Gli inquirenti ritengono che questi mandanti avessero motivi diversi per volere la morte della reporter, ma che si siano uniti insieme per ingaggiare i tre uomini accusati di avere piazzato e azionato la bomba poi esplosa. La sorella di Daphne Caruana Galizia, Corinne Vella, contattata dal Sunday Times of Malta, ha riferito che la famiglia della giornalista non è stata formalmente informata dalla polizia dell’identificazione delle sospette menti dell’omicidio.

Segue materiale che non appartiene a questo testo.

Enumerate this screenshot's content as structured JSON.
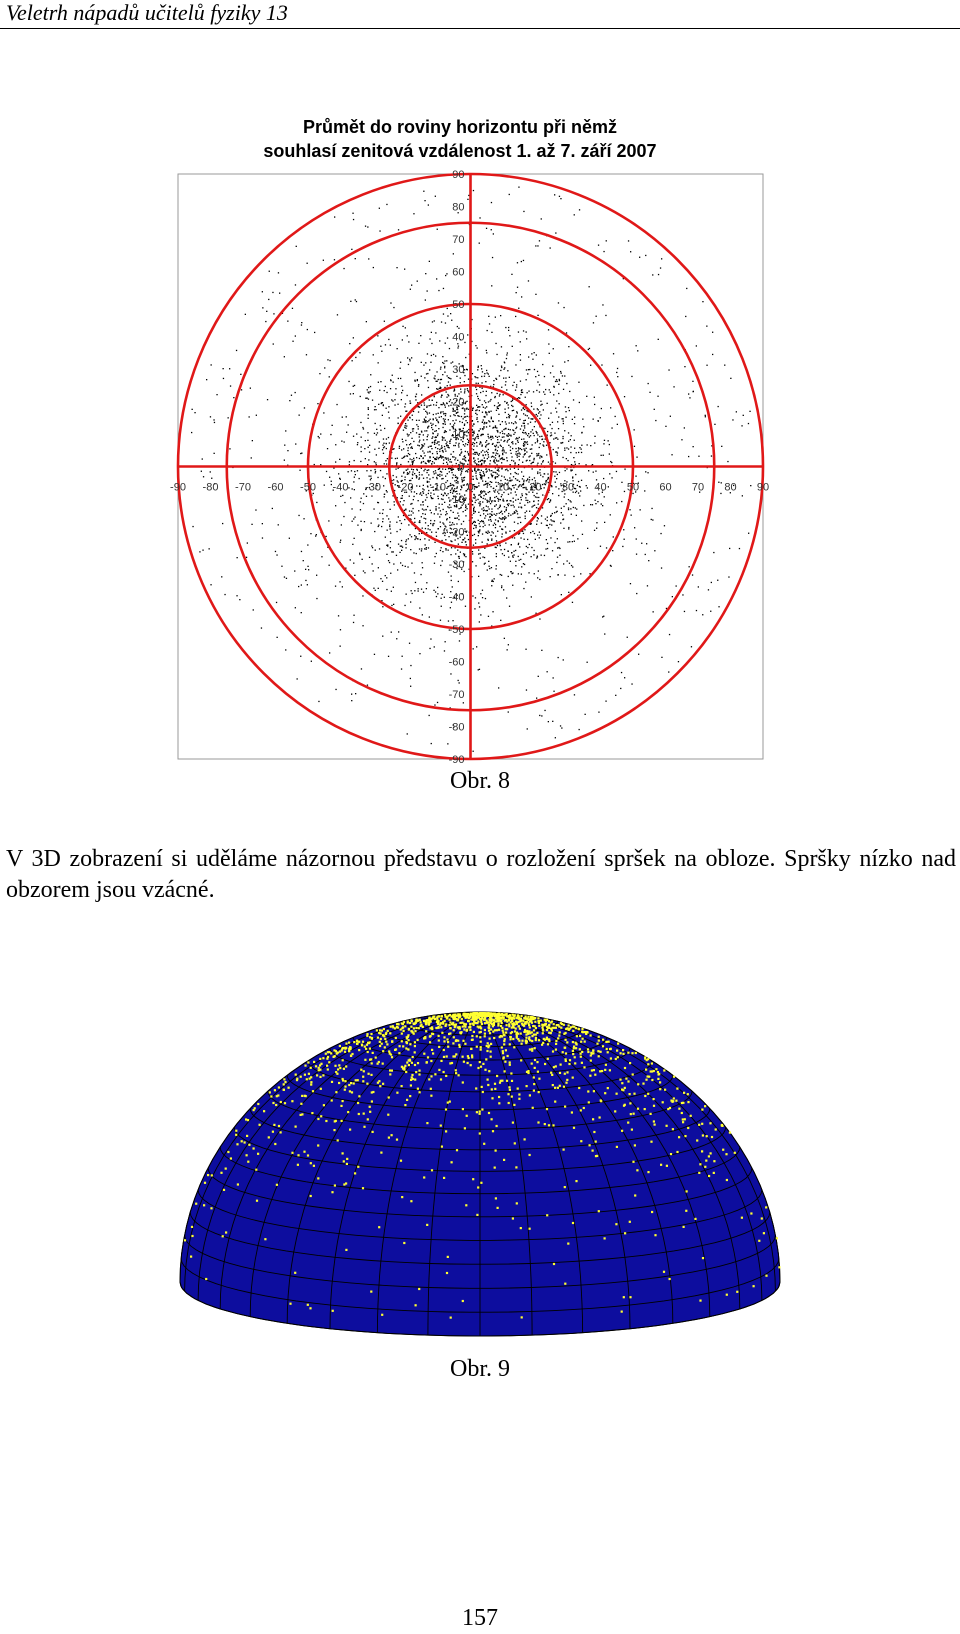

Gli investigatori spiegano di essere in costante contatto con Europol, ma che nelle ultime settimane questi contatti si sono intensificati in modo significativo. “Abbiamo una grande quantità di dati che richiedono analisi e i partner come l’Europol hanno l’esperienza e la competenza necessarie a contribuire a queste operazioni”, ha spiegato una fonte, aggiungendo che gli inquirenti hanno diverse prove in mano, ma senza precisare quali. Fino ad oggi sono stati arrestati e incriminati solo tre uomini: i fratelli Alfred e George Degiorgio, e Vincent Muscat, in custodia da 11 mesi. Pochi giorni dopo l’arresto, avvenuto il 4 dicembre del 2017, erano stati accusati di avere compiuto l’omicidio con l’autobomba, ma si erano dichiarati non colpevoli. Daphne Caruana Galizia è rimasta uccisa il 16 ottobre del 2017 nell’esplosione della sua automobile mentre si trovava a pochi metri dalla sua casa di Bidnija.